You may remember a few years back when Apple introduced an “unapologetically plastic” iPhone, and it was such a hit that all iPhones are made of plastic now.
I think I have that right. (Editor's note: Not quite.)
Unfortunately for polymer fans, plastic is often seen not as a design asset, but as something to be compensated for. I often run into this perception reading reviews of new vehicles — it seems the word “plastic” rarely appears referring to car interiors without a scornful “cheap” hanging off the front of it.
Andrew Smith, GM's lead on Cadillac design, talked about materials choice during a presentation he gave at the WardsAuto Interiors Conference a few months ago. In response to a question about how the materials of choice in vehicle interiors may shift as Baby Boomers age out of car buying, he first noted that he's a big fan of science fiction, and in science fiction, “plastic is huge.” But for some reason that look doesn't translate to what consumers want in their vehicles today.
“I think there is always going to be something around authenticity in materials. Whether it stays being leather and wood or whether it moves into other areas is a great question.

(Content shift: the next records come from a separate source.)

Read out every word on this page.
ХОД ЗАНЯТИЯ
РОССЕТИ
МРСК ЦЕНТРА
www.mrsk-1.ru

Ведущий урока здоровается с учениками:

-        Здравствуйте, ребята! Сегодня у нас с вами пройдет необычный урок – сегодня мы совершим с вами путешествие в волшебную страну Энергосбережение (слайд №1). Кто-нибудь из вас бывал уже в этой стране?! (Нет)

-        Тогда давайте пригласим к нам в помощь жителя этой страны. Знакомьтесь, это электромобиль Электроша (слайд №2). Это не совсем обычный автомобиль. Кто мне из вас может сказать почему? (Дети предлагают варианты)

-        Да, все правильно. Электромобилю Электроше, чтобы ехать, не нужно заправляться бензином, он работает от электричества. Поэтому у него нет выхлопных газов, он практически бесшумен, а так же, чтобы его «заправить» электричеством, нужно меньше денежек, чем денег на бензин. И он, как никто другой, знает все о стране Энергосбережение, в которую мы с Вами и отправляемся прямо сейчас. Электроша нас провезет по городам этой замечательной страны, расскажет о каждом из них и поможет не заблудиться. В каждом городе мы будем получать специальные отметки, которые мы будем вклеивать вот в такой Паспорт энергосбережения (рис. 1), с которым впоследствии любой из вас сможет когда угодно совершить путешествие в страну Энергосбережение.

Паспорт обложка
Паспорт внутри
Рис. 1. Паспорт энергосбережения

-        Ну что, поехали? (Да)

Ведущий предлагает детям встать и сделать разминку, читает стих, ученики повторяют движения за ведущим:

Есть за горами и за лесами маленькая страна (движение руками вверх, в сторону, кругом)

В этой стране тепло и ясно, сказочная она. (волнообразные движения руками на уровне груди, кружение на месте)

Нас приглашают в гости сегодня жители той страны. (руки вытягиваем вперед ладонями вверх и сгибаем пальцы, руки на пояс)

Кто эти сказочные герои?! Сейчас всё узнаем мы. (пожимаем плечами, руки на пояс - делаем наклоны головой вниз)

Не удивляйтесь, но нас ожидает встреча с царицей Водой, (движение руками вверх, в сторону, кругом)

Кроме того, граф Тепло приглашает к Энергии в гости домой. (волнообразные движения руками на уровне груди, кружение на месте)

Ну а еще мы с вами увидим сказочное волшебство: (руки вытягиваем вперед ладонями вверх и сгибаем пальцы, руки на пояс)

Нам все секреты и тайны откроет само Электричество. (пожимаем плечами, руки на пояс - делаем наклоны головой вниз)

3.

But there's always some cues that people recognize as a luxury cue. For now, in the foreseeable feature leather and wood are probably those cues. … I think the key is authenticity.”
The implication being that wood and leather are authentic in some way that plastic is not.
But could it be?
Over the past few months I've asked several people — designers, engineers, executives — for their thoughts on achieving authenticity with plastic.
Sometimes the answer is “You don't.”
But there are other ideas, too: Incorporate natural fibers. Use soft-touch plastics instead of hard ones. Take advantage of the full range of finishes, additives and formulations available for plastics today.
A common thread is this: Stop making plastic pretend to be something other than plastic.